Ms López observes that Saint Gabriel’s College has gone from a handful of new students of Latin American heritage coming to London via Spain in an academic year to now having six plus in a term. McIlwaine and Bunge (2016) estimated that between 2012 and 2013 19,400 Latin Americans aged 18-59 moved to the UK with European passports, mostly from Spain and Southern Europe. According to McIlwaine and Bunge (2016), in 2013 there were slightly more children (19,820) than adults (19,400) among onward Latin American migrants in the UK. As the case of Saint Gabriel’s College shows, there’s evidence that onward Latin American migration from Southern Europe to London did not stop since then.

Yet, there exists little research on Latin American onward migration from Southern Europe to London and on the experiences of Latin Americans in the UK more broadly. Scholars, the Coalition of Latin Americans in the UK (CLAUK), and the many NGOs run by and for Latin Americans attribute this to the absence of institutional recognition of the Latin American community in the UK. The government has still not included the category ‘Latin American’ in the British Ethnic Recognition Scheme used by institutions such the Office for National Statistics (ONS) to collect census data and other information.

Yet, there is a need to understand the experiences of the families of Latin Americans, including those who moved from Spain to London. The move to a new country is not easy and is filled with different challenges for parents and their children. While parents learn to navigate, among other things, a new labour market and housing sector, their children face the challenges of learning a new language and being thrown into a new educational system characterised by a foreign language, a foreign culture and environment. As Ainhoa, one of Ms López’s students, commented when she was told about this article:

“There needs to be more research done on the feelings and emotional struggles that young Latin Americans face when migrating from Spain, we need to jump over many hurdles, adapting to a new country, school, language and society it is not an easy journey”.

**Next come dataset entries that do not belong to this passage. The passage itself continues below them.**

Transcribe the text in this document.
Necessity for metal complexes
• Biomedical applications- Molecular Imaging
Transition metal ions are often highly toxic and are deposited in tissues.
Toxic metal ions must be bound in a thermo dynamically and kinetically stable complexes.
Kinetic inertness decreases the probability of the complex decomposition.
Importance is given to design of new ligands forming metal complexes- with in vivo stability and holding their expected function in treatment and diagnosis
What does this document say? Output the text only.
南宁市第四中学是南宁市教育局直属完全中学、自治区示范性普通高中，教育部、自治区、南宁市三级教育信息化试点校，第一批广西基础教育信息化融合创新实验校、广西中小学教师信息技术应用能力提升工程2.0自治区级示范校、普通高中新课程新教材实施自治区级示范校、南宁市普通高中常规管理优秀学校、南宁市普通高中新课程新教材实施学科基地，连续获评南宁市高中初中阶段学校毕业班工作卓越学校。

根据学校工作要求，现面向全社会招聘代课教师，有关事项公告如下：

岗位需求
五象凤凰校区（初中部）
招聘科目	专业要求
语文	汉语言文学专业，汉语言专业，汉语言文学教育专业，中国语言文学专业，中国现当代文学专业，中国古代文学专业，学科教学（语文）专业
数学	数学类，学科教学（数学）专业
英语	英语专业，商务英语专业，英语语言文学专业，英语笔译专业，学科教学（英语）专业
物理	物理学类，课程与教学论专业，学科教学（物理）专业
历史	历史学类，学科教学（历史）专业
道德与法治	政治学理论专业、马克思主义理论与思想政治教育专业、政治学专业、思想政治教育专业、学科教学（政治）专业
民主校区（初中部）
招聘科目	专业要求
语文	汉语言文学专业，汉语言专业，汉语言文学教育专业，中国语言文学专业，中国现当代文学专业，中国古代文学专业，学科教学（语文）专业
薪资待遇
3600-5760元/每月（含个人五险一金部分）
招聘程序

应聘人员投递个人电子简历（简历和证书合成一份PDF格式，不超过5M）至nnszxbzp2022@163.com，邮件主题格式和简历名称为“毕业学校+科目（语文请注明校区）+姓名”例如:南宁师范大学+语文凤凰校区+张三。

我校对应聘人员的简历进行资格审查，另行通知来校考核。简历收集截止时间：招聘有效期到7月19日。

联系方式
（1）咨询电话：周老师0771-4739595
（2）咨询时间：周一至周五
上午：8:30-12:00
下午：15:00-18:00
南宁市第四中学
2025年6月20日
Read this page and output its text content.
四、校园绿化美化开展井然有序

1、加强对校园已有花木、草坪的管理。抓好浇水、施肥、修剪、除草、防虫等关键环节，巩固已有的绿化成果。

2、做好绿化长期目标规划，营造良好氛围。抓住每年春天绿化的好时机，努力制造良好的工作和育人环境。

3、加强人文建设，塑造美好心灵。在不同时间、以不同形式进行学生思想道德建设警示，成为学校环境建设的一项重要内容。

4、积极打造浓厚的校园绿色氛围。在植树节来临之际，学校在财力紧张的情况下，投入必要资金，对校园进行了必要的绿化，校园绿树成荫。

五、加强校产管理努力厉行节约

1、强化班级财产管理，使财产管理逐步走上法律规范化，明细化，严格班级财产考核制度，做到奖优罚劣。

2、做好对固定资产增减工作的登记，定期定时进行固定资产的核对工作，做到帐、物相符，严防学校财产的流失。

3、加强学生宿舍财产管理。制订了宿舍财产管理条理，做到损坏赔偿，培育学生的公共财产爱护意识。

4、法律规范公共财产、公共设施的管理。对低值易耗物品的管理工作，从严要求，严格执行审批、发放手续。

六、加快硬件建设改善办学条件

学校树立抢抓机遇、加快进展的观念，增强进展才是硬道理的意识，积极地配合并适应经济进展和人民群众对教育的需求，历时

This is why for young people is fundamental to remember where they come from, how rich and diverse their heritage is, and continue to celebrate and appreciate this.

By continuing our collaboration, we hope to contribute to make the voices of young people of Latin American heritage and their parents heard. Despite the lack of institutional recognition, there exist numerous scholars, NGOs, parents and youth groups in addition to media platform run by and for Latin Americans advocating and advancing the rights and recognition of Latin American families in London (and beyond) - including Empoderando Familias, the parent group founded by Liliana Torres with the institutional support of Citizens UK and Kings College London’s Widening Participation Program, which is where we met.

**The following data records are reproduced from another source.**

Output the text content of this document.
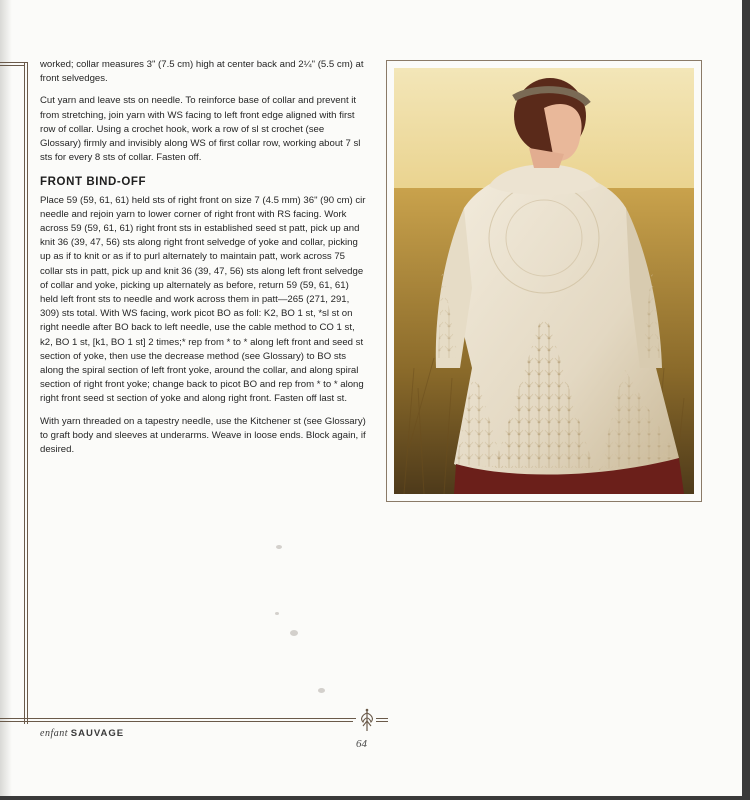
worked; collar measures 3" (7.5 cm) high at center back and 2¼" (5.5 cm) at front selvedges.

Cut yarn and leave sts on needle. To reinforce base of collar and prevent it from stretching, join yarn with WS facing to left front edge aligned with first row of collar. Using a crochet hook, work a row of sl st crochet (see Glossary) firmly and invisibly along WS of first collar row, working about 7 sl sts for every 8 sts of collar. Fasten off.

FRONT BIND-OFF

Place 59 (59, 61, 61) held sts of right front on size 7 (4.5 mm) 36" (90 cm) cir needle and rejoin yarn to lower corner of right front with RS facing. Work across 59 (59, 61, 61) right front sts in established seed st patt, pick up and knit 36 (39, 47, 56) sts along right front selvedge of yoke and collar, picking up as if to knit or as if to purl alternately to maintain patt, work across 75 collar sts in patt, pick up and knit 36 (39, 47, 56) sts along left front selvedge of collar and yoke, picking up alternately as before, return 59 (59, 61, 61) held left front sts to needle and work across them in patt—265 (271, 291, 309) sts total. With WS facing, work picot BO as foll: K2, BO 1 st, *sl st on right needle after BO back to left needle, use the cable method to CO 1 st, k2, BO 1 st, [k1, BO 1 st] 2 times;* rep from * to * along left front and seed st section of yoke, then use the decrease method (see Glossary) to BO sts along the spiral section of left front yoke, around the collar, and along spiral section of right front yoke; change back to picot BO and rep from * to * along right front seed st section of yoke and along right front. Fasten off last st.

With yarn threaded on a tapestry needle, use the Kitchener st (see Glossary) to graft body and sleeves at underarms. Weave in loose ends. Block again, if desired.

enfant SAUVAGE
64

We believe collaboration to be the key word. As Ms López says, “without research we are going to remain invisible, our stories and our voices will not be recorded”. Research is one way in which the wider community comes to understand the genuine struggles that are faced by the Latin American community. However, collaboration between researchers and community leaders is fundamental. As researchers produce recorded material of the content and knowledge that the community provides, which can later be used as reference and for historical purposes, cooperation is what allows researchers to build trustworthy relationships with community members. Only then, the obstacles, contributions, and lived experiences of families and students can be understood.

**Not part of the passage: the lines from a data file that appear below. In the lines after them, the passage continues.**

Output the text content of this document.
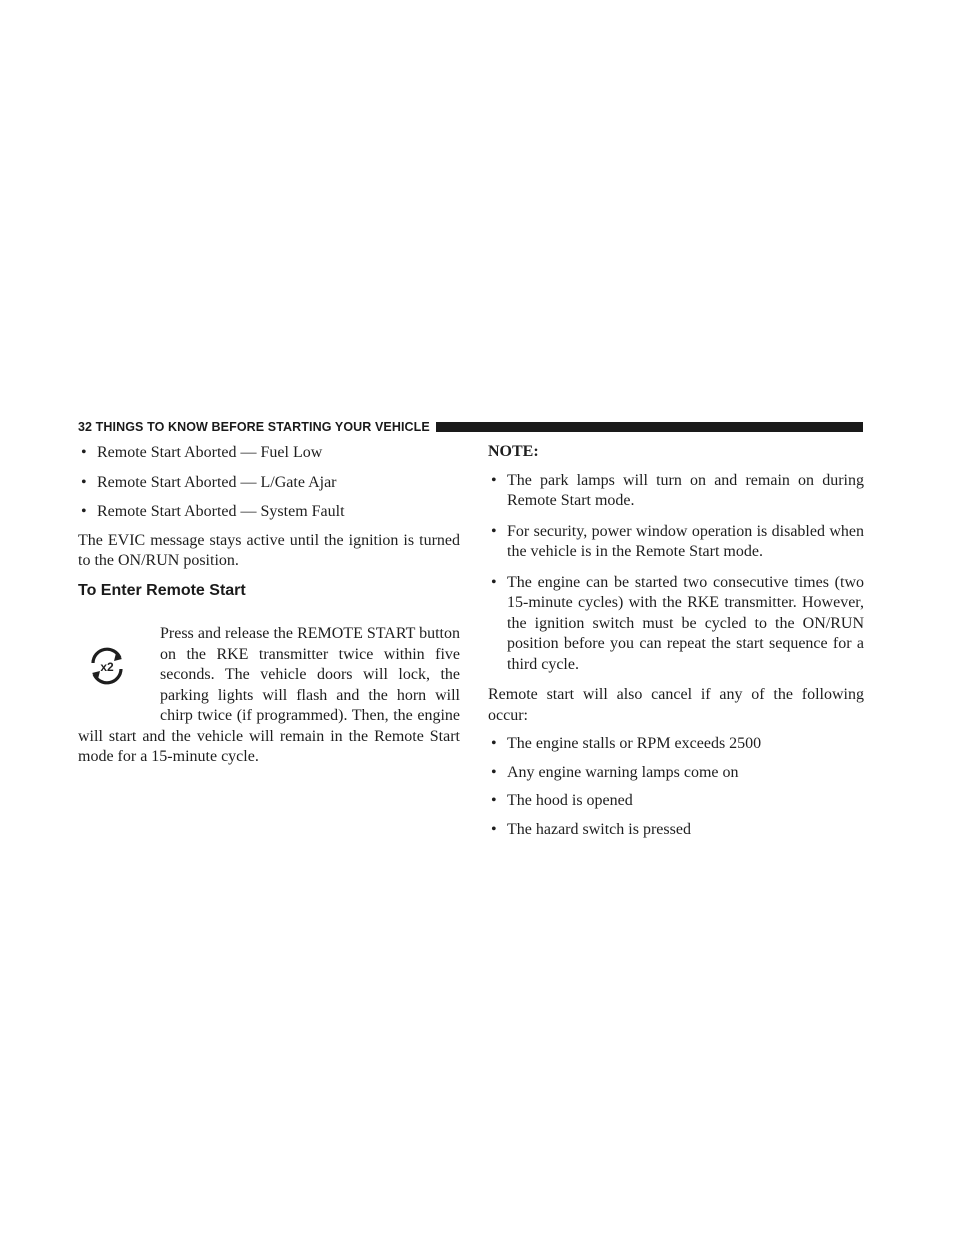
32 THINGS TO KNOW BEFORE STARTING YOUR VEHICLE
• Remote Start Aborted — Fuel Low
• Remote Start Aborted — L/Gate Ajar
• Remote Start Aborted — System Fault

The EVIC message stays active until the ignition is turned to the ON/RUN position.

To Enter Remote Start
x2
Press and release the REMOTE START button on the RKE transmitter twice within five seconds. The vehicle doors will lock, the parking lights will flash and the horn will chirp twice (if programmed). Then, the engine will start and the vehicle will remain in the Remote Start mode for a 15-minute cycle.
NOTE:
• The park lamps will turn on and remain on during Remote Start mode.
• For security, power window operation is disabled when the vehicle is in the Remote Start mode.
• The engine can be started two consecutive times (two 15-minute cycles) with the RKE transmitter. However, the ignition switch must be cycled to the ON/RUN position before you can repeat the start sequence for a third cycle.

Remote start will also cancel if any of the following occur:

• The engine stalls or RPM exceeds 2500
• Any engine warning lamps come on
• The hood is opened
• The hazard switch is pressed
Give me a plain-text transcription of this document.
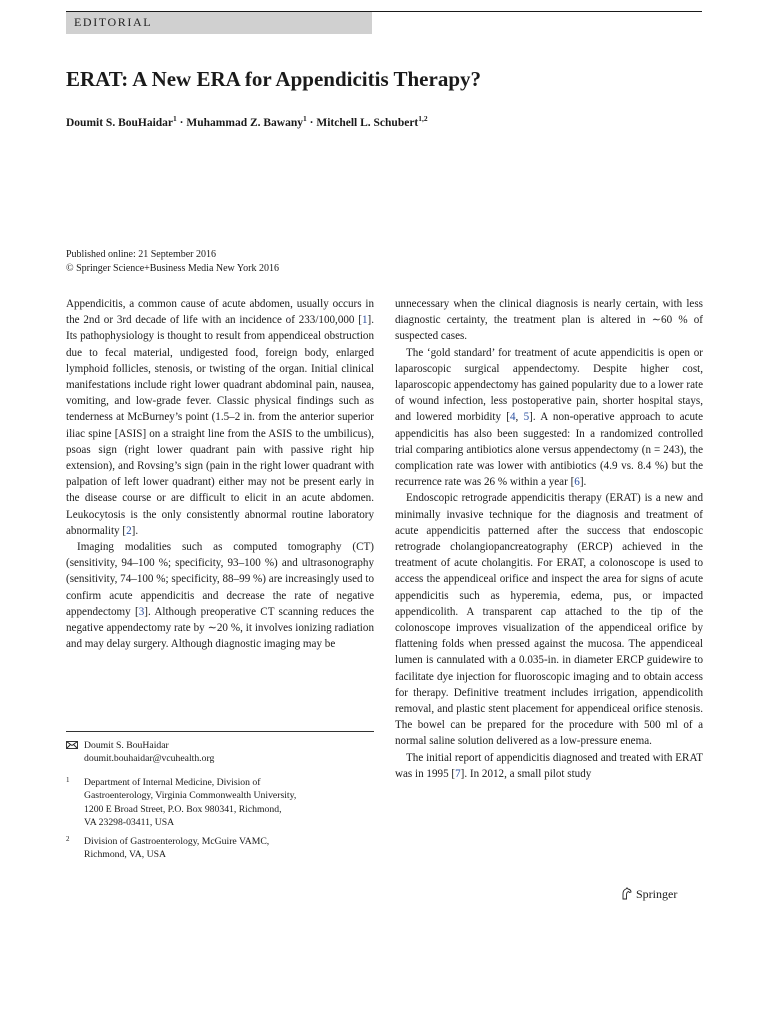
EDITORIAL
ERAT: A New ERA for Appendicitis Therapy?
Doumit S. BouHaidar$^1$ · Muhammad Z. Bawany$^1$ · Mitchell L. Schubert$^{1,2}$
Published online: 21 September 2016
© Springer Science+Business Media New York 2016

Appendicitis, a common cause of acute abdomen, usually occurs in the 2nd or 3rd decade of life with an incidence of 233/100,000 [1]. Its pathophysiology is thought to result from appendiceal obstruction due to fecal material, undigested food, foreign body, enlarged lymphoid follicles, stenosis, or twisting of the organ. Initial clinical manifestations include right lower quadrant abdominal pain, nausea, vomiting, and low-grade fever. Classic physical findings such as tenderness at McBurney’s point (1.5–2 in. from the anterior superior iliac spine [ASIS] on a straight line from the ASIS to the umbilicus), psoas sign (right lower quadrant pain with passive right hip extension), and Rovsing’s sign (pain in the right lower quadrant with palpation of left lower quadrant) either may not be present early in the disease course or are difficult to elicit in an acute abdomen. Leukocytosis is the only consistently abnormal routine laboratory abnormality [2].

Imaging modalities such as computed tomography (CT) (sensitivity, 94–100 %; specificity, 93–100 %) and ultrasonography (sensitivity, 74–100 %; specificity, 88–99 %) are increasingly used to confirm acute appendicitis and decrease the rate of negative appendectomy [3]. Although preoperative CT scanning reduces the negative appendectomy rate by ∼20 %, it involves ionizing radiation and may delay surgery. Although diagnostic imaging may be

unnecessary when the clinical diagnosis is nearly certain, with less diagnostic certainty, the treatment plan is altered in ∼60 % of suspected cases.

The ‘gold standard’ for treatment of acute appendicitis is open or laparoscopic surgical appendectomy. Despite higher cost, laparoscopic appendectomy has gained popularity due to a lower rate of wound infection, less postoperative pain, shorter hospital stays, and lowered morbidity [4, 5]. A non-operative approach to acute appendicitis has also been suggested: In a randomized controlled trial comparing antibiotics alone versus appendectomy (n = 243), the complication rate was lower with antibiotics (4.9 vs. 8.4 %) but the recurrence rate was 26 % within a year [6].

Endoscopic retrograde appendicitis therapy (ERAT) is a new and minimally invasive technique for the diagnosis and treatment of acute appendicitis patterned after the success that endoscopic retrograde cholangiopancreatography (ERCP) achieved in the treatment of acute cholangitis. For ERAT, a colonoscope is used to access the appendiceal orifice and inspect the area for signs of acute appendicitis such as hyperemia, edema, pus, or impacted appendicolith. A transparent cap attached to the tip of the colonoscope improves visualization of the appendiceal orifice by flattening folds when pressed against the mucosa. The appendiceal lumen is cannulated with a 0.035-in. in diameter ERCP guidewire to facilitate dye injection for fluoroscopic imaging and to obtain access for therapy. Definitive treatment includes irrigation, appendicolith removal, and plastic stent placement for appendiceal orifice stenosis. The bowel can be prepared for the procedure with 500 ml of a normal saline solution delivered as a low-pressure enema.

The initial report of appendicitis diagnosed and treated with ERAT was in 1995 [7]. In 2012, a small pilot study

Doumit S. BouHaidar
doumit.bouhaidar@vcuhealth.org
1 Department of Internal Medicine, Division of
Gastroenterology, Virginia Commonwealth University,
1200 E Broad Street, P.O. Box 980341, Richmond,
VA 23298-03411, USA
2 Division of Gastroenterology, McGuire VAMC,
Richmond, VA, USA
Springer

Collaboration is even more important in the current context. The pandemic might make it more difficult to hear the voices of students and their families, understand their perspectives and the impact COVID-19 has had on their life. Even in our case, we had to organise the focus groups online and that required a lot of coordination but also the effective mediation of someone who knows well the students. It is clear then how without collaboration, there’s no understanding.

 

The authors: Domiziana Turcatti is a DPhil candidate with COMPAS and Ms Claudia López-Prieto is an English as Additional Language (EAL) teacher and leader in the Latin American community in London.